What were my key learning points?
That highway improvements being undertaken in parallel with public transport investment (rather than as an alternative) can achieve modal shift, whilst ensuring that private drivers directly fund a proportional part of the investment. The target is to move from 31% to 61% public transport market share – currently on target.
That incentivising urban ecology in new development works (within the context of the Norwegian economy) when it is backed up with serious penalties for failing to meet agreed goals. Oslo uses fines and claw back at twice the level of any grant offered if a goal is not achieved.
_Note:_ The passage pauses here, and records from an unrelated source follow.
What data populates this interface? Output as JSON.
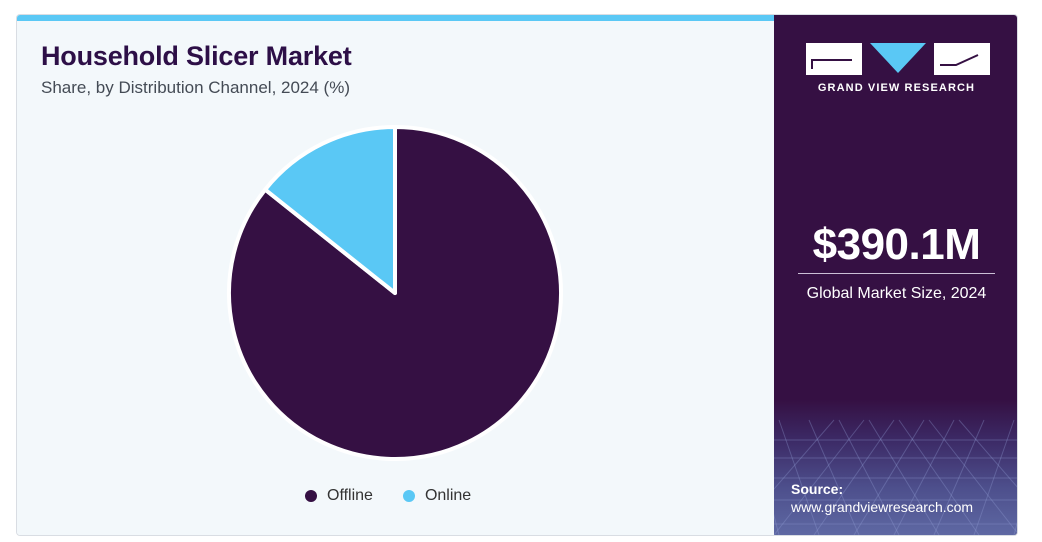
{
  "header": {
    "title": "Household Slicer Market",
    "subtitle": "Share, by Distribution Channel, 2024 (%)"
  },
  "colors": {
    "accent_bar": "#5ac8f5",
    "title": "#2d0f47",
    "panel": "#351043"
  },
  "chart_data": {
    "type": "pie",
    "categories": [
      "Offline",
      "Online"
    ],
    "values": [
      85.7,
      14.3
    ],
    "colors": [
      "#351043",
      "#5ac8f5"
    ],
    "start_angle_deg": 0,
    "direction": "counterclockwise",
    "legend_position": "bottom",
    "title": "Household Slicer Market",
    "subtitle": "Share, by Distribution Channel, 2024 (%)"
  },
  "side_panel": {
    "brand": "GRAND VIEW RESEARCH",
    "logo_icon": "gvr-logo-icon",
    "market_value": "$390.1M",
    "market_label": "Global Market Size, 2024",
    "source_label": "Source:",
    "source_url": "www.grandviewresearch.com"
  }
}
The level of population growth coupled with national taxation and housing policy is driving an increased urban density which is bringing with it growth in small business and business innovation through the creation of private sector led new mixed use areas. With 3% unemployment and a predicted 50% increase in the older population, experience appears to be highly valued and people are being encouraged to stay in employment to fuel this growth rather than to plug a pension gap.
Norway (and Sweden) have virtually no social housing. Almost everyone owns their own home, often as part of housing co-operative. State ‘housing’ benefits go to the individual allowing them to generate equity in their property and tax laws incentivise and support property purchase. It seems that it is therefore possible for almost anyone to join the property ladder if they wish to do so.
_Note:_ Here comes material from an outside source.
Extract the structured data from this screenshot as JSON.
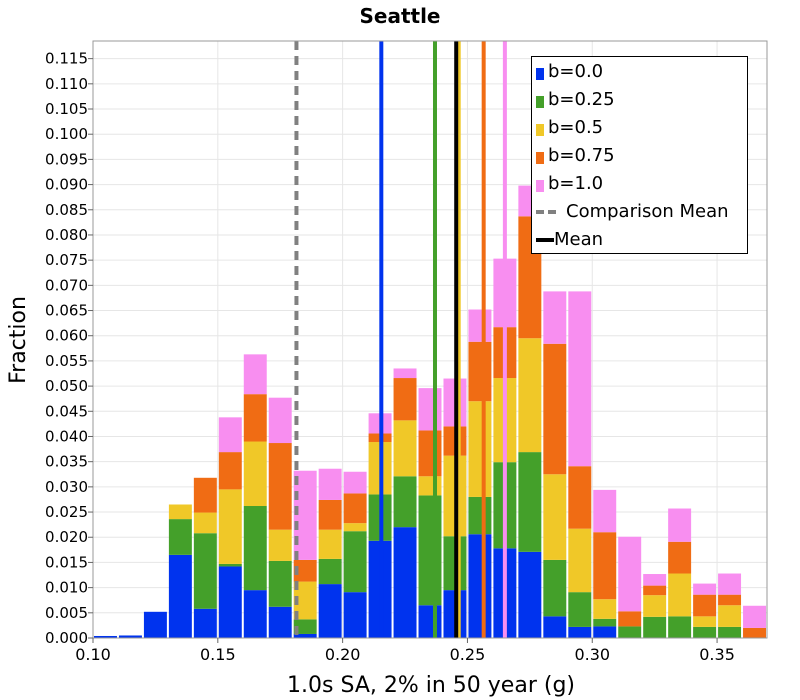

That, when looking at Norway it is important to keep in mind that the county, unlike the UK, has managed and invested its North Sea oil revenues to create a significant legacy of funding. Coupled with social policy and taxation this has created a society with relatively small pay differentials and a completely different housing structure that actively encourages ownership as a means of encouraging social responsibility. 80% of residents say Oslo is a good city to live in – so it seems to be working.
My final comment is to thank all of our hosts and presenters and to say how much I enjoyed being part of such an experienced team, they certainly kept me on my toes with interesting discussion, challenge and observation from breakfast to bedtime throughout the whole visit.
The Academy team members were; Chris Balch Lead Assessor, Professor of Planning University of Plymouth, Kevin Murray AoU Chairman, Kevin Murray Associates, Roger Evans Managing Director Studio Real, Jinty Balch Director Savills, Ann Wallis Director Culture Partners, Ian Todd Managing Director Studio Todd, Jas Atwal, Jas Atwal Associates, Nick Corbett Director Transforming Cities, Michele Grant, Director Blue Sail, Linda Gledstone, Academy of Urbanism, Russell Wallis, Director Globe Consultants.
The choice of the European City of The Year 2011 will be decided by a ballot of all Academicians and announced at the Academy’s Awards Events in November 2011.